Consider the Sturm - Liouville problem
$$(1+x^4)y''(x)+4x^3y'(x)+\lambda y(x)=0,~0<x<\pi,$$ equipped with the boundary conditions $y'(0)=y(\pi)=0.$
$(i)$ Prove that the eigenvalues $\lambda_n,~n\geq 1$ of the above problem are all positive.
$(ii)$ If $y_n,~y_m$ are eigenfunctions corresponding to different eigenvalues $\lambda_n~\lambda_m$, respectively, prove that: $$\int_{0}^{\pi}(1+x^4)y'_n(x)y'_m(x)dx=0.$$
Some thoughts. The problem does not have constant coefficients, making it impossible to work with the characteristic polynomial, neither is of a special form, for example Euler, in order to end up to a constant- coefficient-problem with the correct substitution. Am I missing this "correct substitution" or is there something else, in order to find the eigenvalues - eigenvectors?
Thanks a lot in advance.
You don't need to find the solutions to the ODE to solve this problem. All the information you need to use is the structure of the ODE itself. Here are some pointers on how to proceed:
(i) Multiply the ODE by $y$ to get
$$[(1+x^4)y']'y + \lambda y^2 = 0$$
Integrate this over $[0,\pi]$ to get
$$\int_0^\pi [(1+x^4)y'(x)]'y(x)\,{\rm d}x + \lambda \int_0^\pi y^2(x)\,{\rm d}x = 0$$
Apply integration by parts on the first term and use the boundary condition to simplify and show that this gives an equation on the form $\lambda\cdot {\rm positive} = {\rm positive}$.

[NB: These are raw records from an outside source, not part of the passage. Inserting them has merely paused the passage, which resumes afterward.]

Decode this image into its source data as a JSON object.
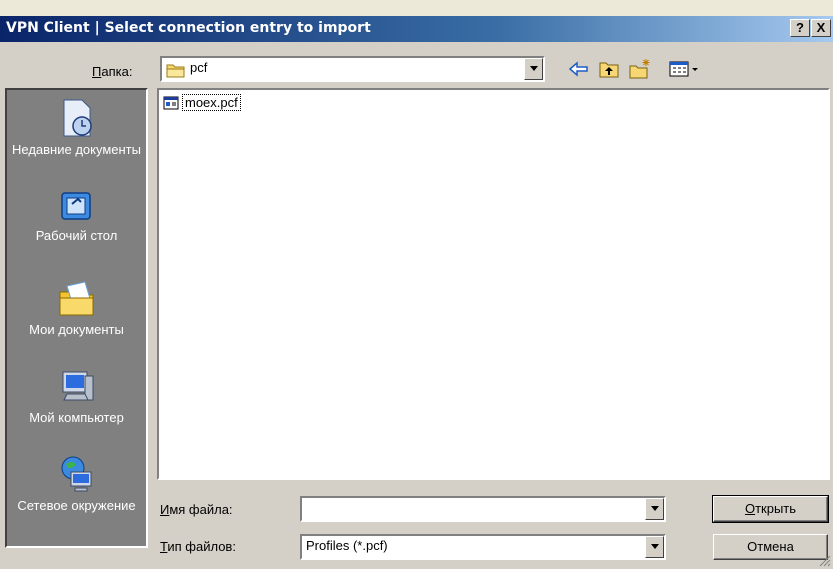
{
  "window": {
    "title": "VPN Client  |  Select connection entry to import",
    "help_label": "?",
    "close_label": "X"
  },
  "look_in": {
    "label_accel": "П",
    "label_rest": "апка:",
    "value": "pcf"
  },
  "toolbar": {
    "back_icon": "back-arrow-icon",
    "up_icon": "up-folder-icon",
    "new_folder_icon": "new-folder-icon",
    "view_icon": "view-menu-icon"
  },
  "places": [
    {
      "label": "Недавние документы",
      "icon": "recent-documents-icon"
    },
    {
      "label": "Рабочий стол",
      "icon": "desktop-icon"
    },
    {
      "label": "Мои документы",
      "icon": "my-documents-icon"
    },
    {
      "label": "Мой компьютер",
      "icon": "my-computer-icon"
    },
    {
      "label": "Сетевое окружение",
      "icon": "network-places-icon"
    }
  ],
  "files": [
    {
      "name": "moex.pcf",
      "icon": "pcf-file-icon"
    }
  ],
  "file_name": {
    "label_accel": "И",
    "label_rest": "мя файла:",
    "value": ""
  },
  "file_type": {
    "label_accel": "Т",
    "label_rest": "ип файлов:",
    "value": "Profiles (*.pcf)"
  },
  "buttons": {
    "open_accel": "О",
    "open_rest": "ткрыть",
    "cancel": "Отмена"
  },
  "colors": {
    "title_start": "#0a246a",
    "title_end": "#a6caf0",
    "face": "#d4d0c8",
    "places_bg": "#808080"
  }
}
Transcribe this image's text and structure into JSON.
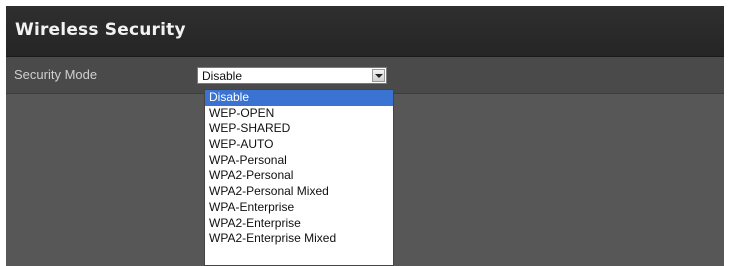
{
  "section": {
    "title": "Wireless Security"
  },
  "security_mode": {
    "label": "Security Mode",
    "selected_value": "Disable",
    "options": [
      "Disable",
      "WEP-OPEN",
      "WEP-SHARED",
      "WEP-AUTO",
      "WPA-Personal",
      "WPA2-Personal",
      "WPA2-Personal Mixed",
      "WPA-Enterprise",
      "WPA2-Enterprise",
      "WPA2-Enterprise Mixed"
    ],
    "highlighted_index": 0
  },
  "colors": {
    "header_bg": "#2a2a2a",
    "panel_bg": "#555555",
    "selection": "#3a73d1"
  }
}
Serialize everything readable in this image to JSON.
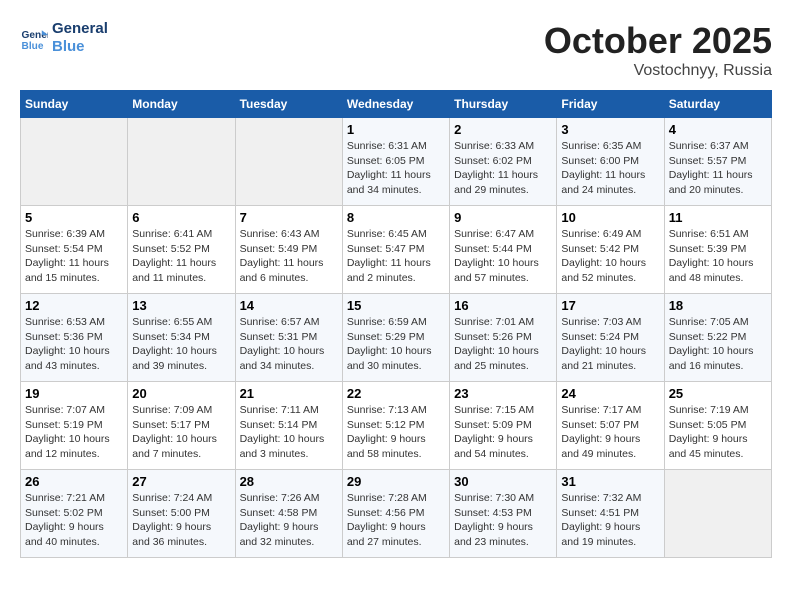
{
  "header": {
    "logo_line1": "General",
    "logo_line2": "Blue",
    "month": "October 2025",
    "location": "Vostochnyy, Russia"
  },
  "days_of_week": [
    "Sunday",
    "Monday",
    "Tuesday",
    "Wednesday",
    "Thursday",
    "Friday",
    "Saturday"
  ],
  "weeks": [
    [
      {
        "day": "",
        "info": ""
      },
      {
        "day": "",
        "info": ""
      },
      {
        "day": "",
        "info": ""
      },
      {
        "day": "1",
        "info": "Sunrise: 6:31 AM\nSunset: 6:05 PM\nDaylight: 11 hours and 34 minutes."
      },
      {
        "day": "2",
        "info": "Sunrise: 6:33 AM\nSunset: 6:02 PM\nDaylight: 11 hours and 29 minutes."
      },
      {
        "day": "3",
        "info": "Sunrise: 6:35 AM\nSunset: 6:00 PM\nDaylight: 11 hours and 24 minutes."
      },
      {
        "day": "4",
        "info": "Sunrise: 6:37 AM\nSunset: 5:57 PM\nDaylight: 11 hours and 20 minutes."
      }
    ],
    [
      {
        "day": "5",
        "info": "Sunrise: 6:39 AM\nSunset: 5:54 PM\nDaylight: 11 hours and 15 minutes."
      },
      {
        "day": "6",
        "info": "Sunrise: 6:41 AM\nSunset: 5:52 PM\nDaylight: 11 hours and 11 minutes."
      },
      {
        "day": "7",
        "info": "Sunrise: 6:43 AM\nSunset: 5:49 PM\nDaylight: 11 hours and 6 minutes."
      },
      {
        "day": "8",
        "info": "Sunrise: 6:45 AM\nSunset: 5:47 PM\nDaylight: 11 hours and 2 minutes."
      },
      {
        "day": "9",
        "info": "Sunrise: 6:47 AM\nSunset: 5:44 PM\nDaylight: 10 hours and 57 minutes."
      },
      {
        "day": "10",
        "info": "Sunrise: 6:49 AM\nSunset: 5:42 PM\nDaylight: 10 hours and 52 minutes."
      },
      {
        "day": "11",
        "info": "Sunrise: 6:51 AM\nSunset: 5:39 PM\nDaylight: 10 hours and 48 minutes."
      }
    ],
    [
      {
        "day": "12",
        "info": "Sunrise: 6:53 AM\nSunset: 5:36 PM\nDaylight: 10 hours and 43 minutes."
      },
      {
        "day": "13",
        "info": "Sunrise: 6:55 AM\nSunset: 5:34 PM\nDaylight: 10 hours and 39 minutes."
      },
      {
        "day": "14",
        "info": "Sunrise: 6:57 AM\nSunset: 5:31 PM\nDaylight: 10 hours and 34 minutes."
      },
      {
        "day": "15",
        "info": "Sunrise: 6:59 AM\nSunset: 5:29 PM\nDaylight: 10 hours and 30 minutes."
      },
      {
        "day": "16",
        "info": "Sunrise: 7:01 AM\nSunset: 5:26 PM\nDaylight: 10 hours and 25 minutes."
      },
      {
        "day": "17",
        "info": "Sunrise: 7:03 AM\nSunset: 5:24 PM\nDaylight: 10 hours and 21 minutes."
      },
      {
        "day": "18",
        "info": "Sunrise: 7:05 AM\nSunset: 5:22 PM\nDaylight: 10 hours and 16 minutes."
      }
    ],
    [
      {
        "day": "19",
        "info": "Sunrise: 7:07 AM\nSunset: 5:19 PM\nDaylight: 10 hours and 12 minutes."
      },
      {
        "day": "20",
        "info": "Sunrise: 7:09 AM\nSunset: 5:17 PM\nDaylight: 10 hours and 7 minutes."
      },
      {
        "day": "21",
        "info": "Sunrise: 7:11 AM\nSunset: 5:14 PM\nDaylight: 10 hours and 3 minutes."
      },
      {
        "day": "22",
        "info": "Sunrise: 7:13 AM\nSunset: 5:12 PM\nDaylight: 9 hours and 58 minutes."
      },
      {
        "day": "23",
        "info": "Sunrise: 7:15 AM\nSunset: 5:09 PM\nDaylight: 9 hours and 54 minutes."
      },
      {
        "day": "24",
        "info": "Sunrise: 7:17 AM\nSunset: 5:07 PM\nDaylight: 9 hours and 49 minutes."
      },
      {
        "day": "25",
        "info": "Sunrise: 7:19 AM\nSunset: 5:05 PM\nDaylight: 9 hours and 45 minutes."
      }
    ],
    [
      {
        "day": "26",
        "info": "Sunrise: 7:21 AM\nSunset: 5:02 PM\nDaylight: 9 hours and 40 minutes."
      },
      {
        "day": "27",
        "info": "Sunrise: 7:24 AM\nSunset: 5:00 PM\nDaylight: 9 hours and 36 minutes."
      },
      {
        "day": "28",
        "info": "Sunrise: 7:26 AM\nSunset: 4:58 PM\nDaylight: 9 hours and 32 minutes."
      },
      {
        "day": "29",
        "info": "Sunrise: 7:28 AM\nSunset: 4:56 PM\nDaylight: 9 hours and 27 minutes."
      },
      {
        "day": "30",
        "info": "Sunrise: 7:30 AM\nSunset: 4:53 PM\nDaylight: 9 hours and 23 minutes."
      },
      {
        "day": "31",
        "info": "Sunrise: 7:32 AM\nSunset: 4:51 PM\nDaylight: 9 hours and 19 minutes."
      },
      {
        "day": "",
        "info": ""
      }
    ]
  ]
}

(ii) Use integration by parts
$$\int_0^\pi (1+x^4)y_n'y_m'\,{\rm d}x = [(1+x^4)y_n'y_m]_0^\pi - \int_0^\pi[ (1+x^4)y_n']'y_m\,{\rm d}x$$ Use the ODE $[(1+x^4)y_n']' = -\lambda_n y_n$ and the boundary conditions to simplify the equation above. Finally note that the left hand side of the equation above is symmetric in $n$ and $m$ so the result we found above also applies if we interchange $n$ and $m$. Use this to conclude that $\int_0^\pi y_ny_m{\rm d}x = 0$ when $\lambda_n \not=\lambda_m$.